Attorney General Jackley opened the conference and greeted attendees. He noted that the MSA is first and foremost a public health document that aims to reduce youth smoking in several ways, and described the success of the MSA in contributing to significant reductions in teen smoking rates as well as in overall cigarette consumption in the United States. These reductions will translate to substantial savings in the states’ smoking-related health care expenditures in future years.

Mitchell Zeller, director of the Center for Tobacco Products (CTP) at the Food and Drug Administration (FDA), was scheduled to be the conference’s featured speaker but was unable to attend because of the federal government shutdown. Mr. Zeller sent NAAG and conference attendees a letter expressing his regret at not being able to attend and describing the priorities of the CTP, which include addressing the questions of menthol in cigarettes and issuing a proposed rule asserting jurisdiction over tobacco products not currently regulated by the FDA. Mr. Zeller’s letter also described areas in which the FDA and attorneys general could work together to accomplish the common goals of the MSA and the federal legislation granting the FDA regulatory authority over tobacco products.

Mike Moore, former Mississippi attorney general and a leader in the litigation against the major tobacco companies that gave rise to the MSA, presented an award to Cheryl Healton, DrPH, who was serving her final days as Legacy’s president and chief executive officer. The presentation was in recognition of her contributions to tobacco control during her 13-year tenure. Dr.
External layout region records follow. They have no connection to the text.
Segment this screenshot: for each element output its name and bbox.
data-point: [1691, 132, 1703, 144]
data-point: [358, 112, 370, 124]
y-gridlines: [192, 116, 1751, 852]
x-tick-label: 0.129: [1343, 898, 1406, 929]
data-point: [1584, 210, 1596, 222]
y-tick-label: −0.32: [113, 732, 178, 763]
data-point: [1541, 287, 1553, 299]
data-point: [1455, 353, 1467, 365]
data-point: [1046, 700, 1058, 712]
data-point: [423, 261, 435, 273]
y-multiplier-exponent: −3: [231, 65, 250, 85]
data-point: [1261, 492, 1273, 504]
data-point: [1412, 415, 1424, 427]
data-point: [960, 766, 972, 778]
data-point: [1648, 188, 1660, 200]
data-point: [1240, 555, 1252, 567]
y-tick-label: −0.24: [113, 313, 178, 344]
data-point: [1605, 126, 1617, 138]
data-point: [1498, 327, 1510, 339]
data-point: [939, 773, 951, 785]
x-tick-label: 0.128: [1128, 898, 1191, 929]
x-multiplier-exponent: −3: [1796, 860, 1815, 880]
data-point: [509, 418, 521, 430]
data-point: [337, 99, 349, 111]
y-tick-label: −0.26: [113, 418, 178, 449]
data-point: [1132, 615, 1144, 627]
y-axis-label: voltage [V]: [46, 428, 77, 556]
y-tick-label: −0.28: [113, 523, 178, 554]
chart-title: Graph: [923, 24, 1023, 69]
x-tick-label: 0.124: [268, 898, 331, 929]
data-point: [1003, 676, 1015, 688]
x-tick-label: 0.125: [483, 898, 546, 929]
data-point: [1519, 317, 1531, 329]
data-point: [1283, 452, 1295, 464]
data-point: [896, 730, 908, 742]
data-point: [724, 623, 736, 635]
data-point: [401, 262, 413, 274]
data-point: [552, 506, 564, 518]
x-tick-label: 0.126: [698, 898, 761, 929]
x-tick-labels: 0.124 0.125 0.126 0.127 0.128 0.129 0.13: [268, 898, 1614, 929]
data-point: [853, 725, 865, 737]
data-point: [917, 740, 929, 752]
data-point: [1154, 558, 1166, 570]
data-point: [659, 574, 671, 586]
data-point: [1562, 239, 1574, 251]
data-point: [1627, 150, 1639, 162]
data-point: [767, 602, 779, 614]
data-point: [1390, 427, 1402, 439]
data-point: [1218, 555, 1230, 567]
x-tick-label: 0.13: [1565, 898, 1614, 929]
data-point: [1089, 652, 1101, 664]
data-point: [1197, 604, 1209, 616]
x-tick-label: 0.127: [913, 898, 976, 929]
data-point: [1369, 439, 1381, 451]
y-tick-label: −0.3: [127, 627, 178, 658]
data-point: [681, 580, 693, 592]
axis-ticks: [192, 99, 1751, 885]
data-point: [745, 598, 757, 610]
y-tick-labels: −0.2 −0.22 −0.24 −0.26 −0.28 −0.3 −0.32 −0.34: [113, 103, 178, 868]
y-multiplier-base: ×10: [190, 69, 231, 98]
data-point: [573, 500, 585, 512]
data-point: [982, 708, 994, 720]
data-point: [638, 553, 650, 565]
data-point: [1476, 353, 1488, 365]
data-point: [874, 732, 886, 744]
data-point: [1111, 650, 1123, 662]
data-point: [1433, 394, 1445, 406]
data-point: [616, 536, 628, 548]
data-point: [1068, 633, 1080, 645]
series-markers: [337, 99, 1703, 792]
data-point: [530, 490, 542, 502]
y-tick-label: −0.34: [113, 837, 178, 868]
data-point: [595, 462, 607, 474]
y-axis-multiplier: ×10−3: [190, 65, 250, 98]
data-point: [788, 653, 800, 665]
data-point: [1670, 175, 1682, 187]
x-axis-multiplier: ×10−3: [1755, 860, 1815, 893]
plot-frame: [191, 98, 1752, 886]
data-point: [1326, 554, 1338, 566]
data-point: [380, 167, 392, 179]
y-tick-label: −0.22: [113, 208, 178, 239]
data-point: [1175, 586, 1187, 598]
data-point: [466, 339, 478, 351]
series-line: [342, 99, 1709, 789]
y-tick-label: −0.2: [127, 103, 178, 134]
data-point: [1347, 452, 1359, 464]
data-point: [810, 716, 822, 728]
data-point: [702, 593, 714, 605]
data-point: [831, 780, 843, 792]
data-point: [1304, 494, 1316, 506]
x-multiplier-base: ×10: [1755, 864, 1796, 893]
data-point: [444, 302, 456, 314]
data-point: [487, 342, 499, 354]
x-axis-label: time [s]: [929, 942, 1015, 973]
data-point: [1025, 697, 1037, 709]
Healton then gave a presentation describing Legacy’s activities and impact on reducing youth smoking, and outlining future challenges for tobacco control posed by new products being brought on the market, depictions of smoking in movies, and the tobacco industry’s continuing substantial marketing efforts.

Maggie Mahoney, deputy director of the Tobacco Control Legal Consortium, then updated attendees on the status of litigation challenging state and local tobacco control laws and regulations based on the assertion of First Amendment rights and on claims of preemption under the Tobacco Control Act and the Federal Cigarette Labeling and Advertising Act (FCLAA). She described the growing consensus of courts that the Tobacco Control Act’s preemption provision and the Act’s amendment to the FCLAA preemption provision allow broad scope for states and localities to adopt laws and regulations that regulate such matters as the advertising, promotion, and sale of tobacco products.

Another scheduled presenter, Terry Pechacek, PhD, deputy director for research translation, Office on Smoking and Health, U.S. Centers for Disease Control and Prevention, was also unable to attend because of the federal government shutdown. In Dr. Pechacek’s stead, David Abrams, PhD, executive director of the Schroeder Institute for Tobacco Research and Policy Studies at Legacy, delivered a presentation on “Tobacco: Patterns of use in youth and young adults.”

The subject of youth use of tobacco products other than cigarettes was discussed by a panel of experts who approached the subject from a variety of directions. Mark Greenwold, senior consultant to the Campaign for Tobacco-Free Kids, described the products in question, their impact on public health, and the tobacco control challenges they pose. Kurt M. Ribisl, professor of health behavior at the University of North Carolina, Gillings School of Global Public Health, described how the products are being marketed, and Dawn S. Berkowitz, director of the Center for Tobacco Prevention and Control at the Maryland Department of Health and Mental Hygiene, described measures that Maryland has taken to reduce youth use of cigars.

Finally, Dr. Abrams provided participants with a perspective on the new phenomenon of electronic cigarettes, including the current state of the science on electronic cigarettes and the policy and research issues they present for future study.

The next conference will be held in 2016.